The Antarctic is one of the most inhospitable environments on Earth, yet despite this, its waters are rich in oxygen and nutrients. The southern oceans support diverse marine ecosystems, in which many species have developed unusual and fascinating adaptations to deal with the harsh Antarctic conditions. The icefish are no exception, and this unique family of fish has developed several novel adaptations to this extreme environment, such as the evolution of antifreeze proteins (AFPs) in the blood (11). Like other icefish, the blackfin icefish relies on these AFPs to lower the point at which the body freezes, allowing it to survive in the sub-zero temperatures of the Antarctic (11).
Icefish are the only vertebrates that do not have haemoglobin in their blood (3) (4) (5) (6) (7). Without haemoglobin, icefish blood is only able to carry around 10 percent of the amount of oxygen that normal blood can transport. However, icefish are known to use less energy in comparison to other fish, and have been shown to have a number of other remarkable adaptations to help them cope with their severe environment. These adaptations include the ability to absorb oxygen through the skin, a bigger heart which pumps the blood around the body at a faster rate than most fish, and thinner blood to increase the amount of blood flow around the body (3).
The blackfin icefish feeds primarily on fish, particularly mackerel icefish (Champsocephalus gunnari), as well as krill (Euphausia superba) and other crustaceans (3) (4) (6). The blackfin icefish is thought to change its diet as it grows, with juveniles and smaller blackfin icefish feeding mainly on krill, and older, larger individuals (usually over 30 centimetres in length) feeding almost exclusively on fish (2) (4) (6). The blackfin icefish is a benthic predator, and an adult fish will typically sit motionless on the substrate for long periods of time while it waits for suitable prey species to pass. Juvenile icefish are more mobile, moving up and down the water column in search of krill (12).
Most icefish species spawn during the autumn and winter (3). The blackfin icefish is known to move inshore to spawn from February and March onwards, although this seasonal migration occurs later in the more southerly parts of its range (2) (4) (9). Spawning typically occurs between March and May around South Georgia, and April to May around the South Orkney Islands (9).
The blackfin icefish lays large, yolky, yellow-orange eggs (3) (7) (9), which are usually deposited as a flattened, rounded mass in a shallow, circular depression in the substrate (3) (9).

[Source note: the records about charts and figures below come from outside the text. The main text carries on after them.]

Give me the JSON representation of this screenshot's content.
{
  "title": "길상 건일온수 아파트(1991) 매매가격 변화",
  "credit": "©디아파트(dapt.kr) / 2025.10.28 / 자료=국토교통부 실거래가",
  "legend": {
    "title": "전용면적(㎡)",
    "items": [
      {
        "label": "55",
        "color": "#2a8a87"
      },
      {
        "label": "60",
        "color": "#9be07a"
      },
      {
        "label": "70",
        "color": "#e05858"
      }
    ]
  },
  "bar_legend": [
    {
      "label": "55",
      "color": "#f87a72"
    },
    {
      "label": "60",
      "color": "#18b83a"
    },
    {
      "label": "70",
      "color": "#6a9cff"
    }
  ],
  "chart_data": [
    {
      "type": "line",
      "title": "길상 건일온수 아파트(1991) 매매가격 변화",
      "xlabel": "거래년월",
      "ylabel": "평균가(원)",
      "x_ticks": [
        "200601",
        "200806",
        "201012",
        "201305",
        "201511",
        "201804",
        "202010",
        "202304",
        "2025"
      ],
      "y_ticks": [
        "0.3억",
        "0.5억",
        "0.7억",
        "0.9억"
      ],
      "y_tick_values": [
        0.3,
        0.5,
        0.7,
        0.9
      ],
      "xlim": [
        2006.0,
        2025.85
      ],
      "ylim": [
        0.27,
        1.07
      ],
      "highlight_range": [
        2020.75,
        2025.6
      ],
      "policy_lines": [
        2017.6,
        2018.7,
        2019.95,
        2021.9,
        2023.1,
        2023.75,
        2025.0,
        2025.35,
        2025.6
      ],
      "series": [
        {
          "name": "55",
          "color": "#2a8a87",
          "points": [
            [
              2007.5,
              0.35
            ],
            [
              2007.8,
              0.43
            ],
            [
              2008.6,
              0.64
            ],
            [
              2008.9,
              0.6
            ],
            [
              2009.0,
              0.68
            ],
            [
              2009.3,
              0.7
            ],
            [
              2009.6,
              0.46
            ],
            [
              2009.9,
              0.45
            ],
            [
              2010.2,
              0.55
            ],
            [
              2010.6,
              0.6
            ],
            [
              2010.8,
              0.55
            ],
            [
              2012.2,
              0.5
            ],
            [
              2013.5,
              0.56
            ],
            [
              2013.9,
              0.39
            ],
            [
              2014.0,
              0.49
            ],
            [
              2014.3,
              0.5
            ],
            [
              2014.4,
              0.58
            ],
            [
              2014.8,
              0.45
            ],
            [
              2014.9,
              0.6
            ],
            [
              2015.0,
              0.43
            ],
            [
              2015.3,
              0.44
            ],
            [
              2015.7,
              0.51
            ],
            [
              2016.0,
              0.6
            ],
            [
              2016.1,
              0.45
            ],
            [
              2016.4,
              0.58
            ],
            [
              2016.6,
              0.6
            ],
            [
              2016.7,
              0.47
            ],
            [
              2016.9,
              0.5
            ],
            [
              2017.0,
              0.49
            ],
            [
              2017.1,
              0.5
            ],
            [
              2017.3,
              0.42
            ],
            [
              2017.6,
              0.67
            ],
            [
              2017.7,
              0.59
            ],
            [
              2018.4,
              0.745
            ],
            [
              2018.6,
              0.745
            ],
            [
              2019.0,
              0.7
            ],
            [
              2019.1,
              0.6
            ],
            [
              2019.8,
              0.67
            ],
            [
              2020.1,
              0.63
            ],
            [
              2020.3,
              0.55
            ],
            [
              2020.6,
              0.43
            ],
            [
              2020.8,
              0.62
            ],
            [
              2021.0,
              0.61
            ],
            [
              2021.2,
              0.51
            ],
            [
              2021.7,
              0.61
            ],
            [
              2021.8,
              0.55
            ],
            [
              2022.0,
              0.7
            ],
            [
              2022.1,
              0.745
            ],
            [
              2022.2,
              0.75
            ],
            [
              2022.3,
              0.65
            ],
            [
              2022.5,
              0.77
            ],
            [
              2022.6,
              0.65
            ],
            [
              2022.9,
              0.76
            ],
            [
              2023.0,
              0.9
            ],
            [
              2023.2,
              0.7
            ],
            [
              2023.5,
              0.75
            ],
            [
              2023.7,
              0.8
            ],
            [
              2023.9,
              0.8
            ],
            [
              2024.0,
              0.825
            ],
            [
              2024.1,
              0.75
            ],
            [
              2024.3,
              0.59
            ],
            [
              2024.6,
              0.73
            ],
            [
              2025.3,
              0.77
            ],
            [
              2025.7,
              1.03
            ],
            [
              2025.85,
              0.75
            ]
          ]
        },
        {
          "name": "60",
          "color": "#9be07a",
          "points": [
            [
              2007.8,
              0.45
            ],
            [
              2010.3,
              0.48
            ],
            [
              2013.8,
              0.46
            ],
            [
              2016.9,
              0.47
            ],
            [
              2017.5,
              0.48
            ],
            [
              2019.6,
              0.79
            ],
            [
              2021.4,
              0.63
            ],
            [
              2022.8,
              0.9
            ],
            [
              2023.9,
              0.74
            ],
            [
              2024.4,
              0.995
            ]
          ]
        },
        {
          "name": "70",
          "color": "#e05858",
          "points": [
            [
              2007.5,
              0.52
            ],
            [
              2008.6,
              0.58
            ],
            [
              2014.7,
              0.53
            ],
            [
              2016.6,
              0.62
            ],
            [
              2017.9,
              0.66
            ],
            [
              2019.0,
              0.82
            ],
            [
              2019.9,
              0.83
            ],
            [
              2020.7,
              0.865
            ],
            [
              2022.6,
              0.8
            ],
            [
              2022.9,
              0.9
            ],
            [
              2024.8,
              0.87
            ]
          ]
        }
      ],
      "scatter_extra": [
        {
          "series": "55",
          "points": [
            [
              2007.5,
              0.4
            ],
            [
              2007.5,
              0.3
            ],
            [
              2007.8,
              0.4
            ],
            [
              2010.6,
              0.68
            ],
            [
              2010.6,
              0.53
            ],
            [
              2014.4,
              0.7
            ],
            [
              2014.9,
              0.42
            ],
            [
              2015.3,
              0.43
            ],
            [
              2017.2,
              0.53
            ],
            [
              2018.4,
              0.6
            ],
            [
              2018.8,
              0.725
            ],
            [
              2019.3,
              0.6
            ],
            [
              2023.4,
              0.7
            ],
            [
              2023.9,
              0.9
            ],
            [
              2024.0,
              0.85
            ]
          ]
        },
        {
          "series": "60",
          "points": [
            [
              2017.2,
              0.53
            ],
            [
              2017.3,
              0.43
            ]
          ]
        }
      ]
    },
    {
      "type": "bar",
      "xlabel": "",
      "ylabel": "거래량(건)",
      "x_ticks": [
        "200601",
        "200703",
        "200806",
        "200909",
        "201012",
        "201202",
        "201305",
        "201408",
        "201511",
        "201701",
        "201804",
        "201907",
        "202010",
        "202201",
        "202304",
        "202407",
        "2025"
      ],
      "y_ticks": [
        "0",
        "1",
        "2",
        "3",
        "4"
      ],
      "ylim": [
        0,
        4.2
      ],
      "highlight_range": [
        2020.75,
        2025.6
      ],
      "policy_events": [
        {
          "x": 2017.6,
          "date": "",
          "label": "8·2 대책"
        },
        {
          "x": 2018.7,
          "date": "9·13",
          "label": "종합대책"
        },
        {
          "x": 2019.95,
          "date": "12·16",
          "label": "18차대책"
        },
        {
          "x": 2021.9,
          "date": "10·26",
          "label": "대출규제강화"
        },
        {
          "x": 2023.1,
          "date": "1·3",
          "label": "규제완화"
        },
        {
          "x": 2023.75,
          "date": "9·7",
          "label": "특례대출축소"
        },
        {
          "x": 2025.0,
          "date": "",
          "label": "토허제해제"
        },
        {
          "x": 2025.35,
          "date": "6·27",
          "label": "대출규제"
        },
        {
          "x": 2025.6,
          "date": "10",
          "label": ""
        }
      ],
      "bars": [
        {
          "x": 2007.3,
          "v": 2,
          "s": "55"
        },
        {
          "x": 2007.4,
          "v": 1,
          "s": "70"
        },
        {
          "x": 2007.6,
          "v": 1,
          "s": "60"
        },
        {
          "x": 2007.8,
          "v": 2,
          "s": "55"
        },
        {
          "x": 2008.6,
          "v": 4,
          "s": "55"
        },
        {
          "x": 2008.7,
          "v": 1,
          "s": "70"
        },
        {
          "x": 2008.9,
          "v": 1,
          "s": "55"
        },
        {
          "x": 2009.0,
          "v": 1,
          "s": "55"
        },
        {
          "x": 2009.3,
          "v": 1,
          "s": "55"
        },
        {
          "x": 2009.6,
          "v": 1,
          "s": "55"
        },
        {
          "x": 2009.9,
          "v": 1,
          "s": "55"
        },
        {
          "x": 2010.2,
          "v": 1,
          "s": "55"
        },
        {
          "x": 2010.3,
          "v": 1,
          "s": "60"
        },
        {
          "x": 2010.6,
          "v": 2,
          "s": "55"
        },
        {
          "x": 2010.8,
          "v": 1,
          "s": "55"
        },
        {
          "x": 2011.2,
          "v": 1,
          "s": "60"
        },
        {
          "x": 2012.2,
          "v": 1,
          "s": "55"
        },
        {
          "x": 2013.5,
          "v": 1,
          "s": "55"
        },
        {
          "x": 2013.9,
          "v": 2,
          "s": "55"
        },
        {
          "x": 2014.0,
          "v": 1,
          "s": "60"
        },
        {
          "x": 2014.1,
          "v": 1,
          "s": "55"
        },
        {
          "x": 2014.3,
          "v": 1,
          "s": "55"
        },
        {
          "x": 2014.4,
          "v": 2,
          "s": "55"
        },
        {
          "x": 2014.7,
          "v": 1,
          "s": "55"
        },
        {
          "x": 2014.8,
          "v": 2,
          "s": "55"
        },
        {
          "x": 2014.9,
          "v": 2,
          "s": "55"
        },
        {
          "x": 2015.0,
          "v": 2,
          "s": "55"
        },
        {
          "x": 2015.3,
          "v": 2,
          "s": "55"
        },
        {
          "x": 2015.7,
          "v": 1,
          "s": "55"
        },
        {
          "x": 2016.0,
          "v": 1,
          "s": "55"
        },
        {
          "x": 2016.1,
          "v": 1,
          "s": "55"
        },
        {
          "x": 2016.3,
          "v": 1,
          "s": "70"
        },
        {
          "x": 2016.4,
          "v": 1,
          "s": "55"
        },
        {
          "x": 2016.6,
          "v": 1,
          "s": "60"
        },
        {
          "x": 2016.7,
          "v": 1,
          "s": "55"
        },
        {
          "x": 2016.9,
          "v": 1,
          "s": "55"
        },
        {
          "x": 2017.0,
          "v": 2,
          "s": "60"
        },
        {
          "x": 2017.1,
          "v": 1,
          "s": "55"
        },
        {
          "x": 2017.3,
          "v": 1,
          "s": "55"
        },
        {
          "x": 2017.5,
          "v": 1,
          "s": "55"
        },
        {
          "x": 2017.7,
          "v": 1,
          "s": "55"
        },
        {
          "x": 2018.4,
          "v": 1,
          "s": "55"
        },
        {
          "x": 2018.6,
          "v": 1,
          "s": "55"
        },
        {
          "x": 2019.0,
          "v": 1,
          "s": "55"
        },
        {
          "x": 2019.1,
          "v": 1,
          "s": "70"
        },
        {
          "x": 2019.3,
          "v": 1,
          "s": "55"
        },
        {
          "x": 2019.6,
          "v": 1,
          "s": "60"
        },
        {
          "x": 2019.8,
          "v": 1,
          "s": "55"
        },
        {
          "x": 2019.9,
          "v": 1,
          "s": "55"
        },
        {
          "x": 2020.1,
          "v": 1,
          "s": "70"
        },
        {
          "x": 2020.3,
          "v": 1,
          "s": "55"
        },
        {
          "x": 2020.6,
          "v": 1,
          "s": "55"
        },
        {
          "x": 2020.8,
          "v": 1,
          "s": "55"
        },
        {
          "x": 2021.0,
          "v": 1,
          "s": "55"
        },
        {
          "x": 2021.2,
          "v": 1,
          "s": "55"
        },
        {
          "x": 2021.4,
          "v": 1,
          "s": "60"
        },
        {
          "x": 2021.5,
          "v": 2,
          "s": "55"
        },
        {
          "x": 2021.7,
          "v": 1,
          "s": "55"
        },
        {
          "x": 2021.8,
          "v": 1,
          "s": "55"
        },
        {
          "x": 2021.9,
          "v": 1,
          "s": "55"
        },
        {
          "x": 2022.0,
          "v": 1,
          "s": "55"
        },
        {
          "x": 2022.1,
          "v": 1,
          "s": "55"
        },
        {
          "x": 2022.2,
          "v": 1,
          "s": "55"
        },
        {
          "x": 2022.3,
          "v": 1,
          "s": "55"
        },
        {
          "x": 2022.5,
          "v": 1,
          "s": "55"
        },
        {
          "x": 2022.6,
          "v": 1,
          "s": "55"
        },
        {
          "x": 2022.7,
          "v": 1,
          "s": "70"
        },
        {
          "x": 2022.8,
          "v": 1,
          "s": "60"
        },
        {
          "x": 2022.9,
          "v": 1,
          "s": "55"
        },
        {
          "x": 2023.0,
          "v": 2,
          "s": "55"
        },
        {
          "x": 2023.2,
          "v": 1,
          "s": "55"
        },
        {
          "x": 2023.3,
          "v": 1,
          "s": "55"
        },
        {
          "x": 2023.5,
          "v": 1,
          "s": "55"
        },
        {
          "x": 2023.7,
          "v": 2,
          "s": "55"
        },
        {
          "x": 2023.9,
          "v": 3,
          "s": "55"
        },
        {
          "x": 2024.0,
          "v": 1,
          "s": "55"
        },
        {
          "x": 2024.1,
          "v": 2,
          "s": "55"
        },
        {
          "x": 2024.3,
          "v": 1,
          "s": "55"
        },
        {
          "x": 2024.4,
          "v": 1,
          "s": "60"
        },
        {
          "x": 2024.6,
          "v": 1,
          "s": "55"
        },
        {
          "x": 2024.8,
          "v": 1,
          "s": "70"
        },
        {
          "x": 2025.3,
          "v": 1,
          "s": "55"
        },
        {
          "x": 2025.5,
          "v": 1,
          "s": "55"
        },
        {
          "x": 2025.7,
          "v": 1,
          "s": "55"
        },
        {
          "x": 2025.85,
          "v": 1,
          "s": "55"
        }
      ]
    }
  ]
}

It is thought that these nesting depressions are excavated and cleared of other benthic organisms by the adult blackfin icefish to protect the mass of eggs (9), and the male is known to tenaciously guard the eggs against predators and other potential threats (3) (9) (10). The incubation period of the eggs lasts for around two to three months in the north of the Southern Ocean, to more than six months in the more southern portions of the blackfin icefish’s range (3). At hatching, the larvae of the blackfin icefish are relatively large. The larvae grow around 6 to 10 centimetres each year during their juvenile pelagic phase, and will remain at sea until they reach maturity at around 5 to 8 years old (or 50 centimetres in length) (2) (3) (10).